Last January, I also started selling my prints online and donating at least 50% of the proceeds to the Stephen Lewis Foundation. I've donated more than $200 now from the sale of my prints.
Last Friday I got the following message from the foundation:
It is said that the international financial turmoil will undermine the work of agencies like ours. Supposedly there’ll be no money around for charitable purposes. My colleagues and I refuse to accept that. We work from the premise that the struggle against AIDS will not be sacrificed on the altar of financial turbulence.It makes sense to me that charitable organizations could be among the worst hit by the global financial downturn. And it makes even more sense to me that we not let it. (So c'mon, buy a print or a calendar? They make great gifts! Or how about just donate to a charity you believe in...)

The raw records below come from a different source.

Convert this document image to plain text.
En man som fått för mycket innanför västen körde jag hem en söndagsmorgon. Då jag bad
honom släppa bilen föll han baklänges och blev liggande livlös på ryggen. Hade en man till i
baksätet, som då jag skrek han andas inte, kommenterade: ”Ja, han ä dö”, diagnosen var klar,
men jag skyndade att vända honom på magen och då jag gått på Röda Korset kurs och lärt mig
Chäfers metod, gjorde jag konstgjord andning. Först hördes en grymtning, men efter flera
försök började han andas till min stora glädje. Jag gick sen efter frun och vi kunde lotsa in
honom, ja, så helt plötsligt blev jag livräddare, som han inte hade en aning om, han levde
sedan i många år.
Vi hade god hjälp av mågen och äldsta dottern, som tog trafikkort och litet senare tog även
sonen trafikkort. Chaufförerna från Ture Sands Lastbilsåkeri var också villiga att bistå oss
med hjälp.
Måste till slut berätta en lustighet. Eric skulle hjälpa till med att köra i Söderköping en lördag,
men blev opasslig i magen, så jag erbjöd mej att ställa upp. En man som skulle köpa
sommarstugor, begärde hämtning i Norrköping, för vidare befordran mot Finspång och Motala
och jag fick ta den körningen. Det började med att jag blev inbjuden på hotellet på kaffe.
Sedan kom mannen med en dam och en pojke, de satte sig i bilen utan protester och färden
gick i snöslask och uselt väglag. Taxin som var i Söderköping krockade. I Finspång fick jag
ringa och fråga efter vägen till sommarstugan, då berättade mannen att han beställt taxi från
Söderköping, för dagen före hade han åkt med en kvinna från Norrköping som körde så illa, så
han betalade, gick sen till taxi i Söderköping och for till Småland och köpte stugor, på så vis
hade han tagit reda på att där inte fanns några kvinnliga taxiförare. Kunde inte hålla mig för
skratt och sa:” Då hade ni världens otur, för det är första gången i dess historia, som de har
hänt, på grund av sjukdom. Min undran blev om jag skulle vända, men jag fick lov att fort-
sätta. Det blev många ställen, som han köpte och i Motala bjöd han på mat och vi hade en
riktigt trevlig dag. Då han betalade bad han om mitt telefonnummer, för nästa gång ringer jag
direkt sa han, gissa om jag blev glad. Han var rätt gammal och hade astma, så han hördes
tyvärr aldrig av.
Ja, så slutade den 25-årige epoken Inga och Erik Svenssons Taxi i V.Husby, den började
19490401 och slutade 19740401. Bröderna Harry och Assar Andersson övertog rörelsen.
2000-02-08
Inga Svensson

So we’re defying the odds. And we’re asking you to do the same. In fact, we’re asking you to do more. We’re asking you to join us in a new fundraising campaign called “TURNING THE TIDE”.
It’s our conviction that so much has been accomplished on the ground in Africa, for grandmothers and orphans and women in particular, that if we can fund every worthy proposal, we can turn the tide of the AIDS pandemic at the grassroots.
People will say that the timing is all wrong. We say, to the devil with the timing. We’re on the cusp of bringing hope to thousands upon thousands of people living with HIV/AIDS. Please join us.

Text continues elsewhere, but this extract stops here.